クラック修理:溶接修理が可能な場合は、適切な補修を行う。ただし、重大な損傷がある場合はケース交換を推奨。
ドレンボルトの緩み・シール不良
ミッションオイルの交換時に使用するドレンボルト(排出用ボルト)やフィラーボルト(補充用ボルト)の緩みやシール不良も、オイル漏れの原因になります。
原因
- 締め付け不足により、オイルが滲み出る。
- ドレンワッシャー(銅やアルミ製)を再利用すると、変形したワッシャーが密着せず、漏れやすくなる。

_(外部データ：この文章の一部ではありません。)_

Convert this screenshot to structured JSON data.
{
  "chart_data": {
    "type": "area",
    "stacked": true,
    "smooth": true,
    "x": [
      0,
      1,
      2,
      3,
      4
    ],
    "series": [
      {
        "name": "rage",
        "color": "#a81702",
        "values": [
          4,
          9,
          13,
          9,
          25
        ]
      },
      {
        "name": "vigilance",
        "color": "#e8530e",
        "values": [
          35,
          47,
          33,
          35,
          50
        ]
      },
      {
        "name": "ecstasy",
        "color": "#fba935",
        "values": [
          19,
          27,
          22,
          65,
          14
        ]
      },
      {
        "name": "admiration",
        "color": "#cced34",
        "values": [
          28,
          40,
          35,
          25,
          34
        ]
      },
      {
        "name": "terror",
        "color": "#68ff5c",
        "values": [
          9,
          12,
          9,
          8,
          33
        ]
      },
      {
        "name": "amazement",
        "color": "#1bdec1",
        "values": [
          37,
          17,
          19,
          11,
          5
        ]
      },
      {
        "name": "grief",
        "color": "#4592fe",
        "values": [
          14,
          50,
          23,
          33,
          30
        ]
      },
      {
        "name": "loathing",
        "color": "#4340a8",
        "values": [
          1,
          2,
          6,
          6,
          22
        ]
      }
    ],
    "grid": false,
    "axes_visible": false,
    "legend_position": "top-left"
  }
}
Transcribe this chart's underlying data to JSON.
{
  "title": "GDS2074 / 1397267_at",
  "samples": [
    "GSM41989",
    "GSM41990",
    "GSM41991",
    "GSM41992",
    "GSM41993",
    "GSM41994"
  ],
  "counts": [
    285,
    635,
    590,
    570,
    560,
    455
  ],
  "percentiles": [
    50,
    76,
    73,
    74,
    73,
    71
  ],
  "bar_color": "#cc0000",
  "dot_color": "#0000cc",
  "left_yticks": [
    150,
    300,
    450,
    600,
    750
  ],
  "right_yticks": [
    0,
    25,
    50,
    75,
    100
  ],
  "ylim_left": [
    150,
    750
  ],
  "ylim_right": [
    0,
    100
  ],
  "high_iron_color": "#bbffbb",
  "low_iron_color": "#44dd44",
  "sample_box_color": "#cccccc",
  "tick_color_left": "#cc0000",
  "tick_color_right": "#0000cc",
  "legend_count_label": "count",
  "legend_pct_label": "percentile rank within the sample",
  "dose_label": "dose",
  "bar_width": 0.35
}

- ドレンプラグのねじ山が損傷し、締め付けても密閉できない。
対策
適切なトルクで締め付け:メーカー指定のトルクで確実に締める。
ワッシャーの交換:ドレンワッシャーは使い回さず、新品を使う。
ボルトの点検:ねじ山が損傷している場合は、タップを切り直すか、新品ボルトに交換する。
過剰なミッションオイルの充填
適正量以上のオイルを入れると、内圧が上がり、ブリーザー(通気口)やシール部からオイルが漏れやすくなります。
原因
- オイル交換時に適正な量を超えて入れてしまう。
- オイル補充時に目視で判断し、入れすぎてしまう。
対策
適正量を守る:ミッションオイルの規定量を確認し、規定量以上に入れない。
交換時の確認:オイル量を適切に計測し、溢れ出るリスクを防ぐ。
ミッションオイル漏れを防ぐための定期点検
ミッションオイルの漏れは突然発生することもありますが、多くは経年劣化やメンテナンス不足が原因です。
以下の点検を定期的に行い、未然にトラブルを防ぎましょう。
点検項目 | 推奨点検間隔 | 具体的なチェック内容 |
---|---|---|
ミッションオイル量 | 10,000kmごと | 減りが早くないか、オイルの色や粘度は適切か |
オイルシール・ガスケット | 50,000kmごと | ひび割れや漏れがないか |
ドレンボルト・ワッシャー | オイル交換時 | しっかり締め付けられているか、ワッシャーは新品か |
ミッションケース | 年1回 | クラックや損傷がないか |
ブリーザー | 50,000kmごと | 詰まりがないか、適切に通気しているか |
ミッションオイル漏れを発見したら
オイルの漏れ方をチェック
- 少量のにじみ:すぐに修理の必要はないが、定期的に監視する。
- 滴るほどの漏れ:早急に原因を特定し、修理を行う。
オイルの種類を確認
- ミッションオイルの色が通常と異なる場合(乳化している、異物が混入しているなど)、オイル交換も検討。
整備工場に相談
- 大きなオイル漏れはDIYでの修理が困難な場合が多いため、整備工場での点検を推奨。
まとめ
トラックのミッションオイル漏れは、オイルシールやガスケットの劣化、ケースのクラック、ドレンボルトの緩み、過剰なオイル充填などが原因です。
定期的な点検を行い、早めの対策をすることで、大きな修理費用を防ぐことができます。
以上、トラックのミッションオイル漏れの原因についてでした。
最後までお読みいただき、ありがとうございました。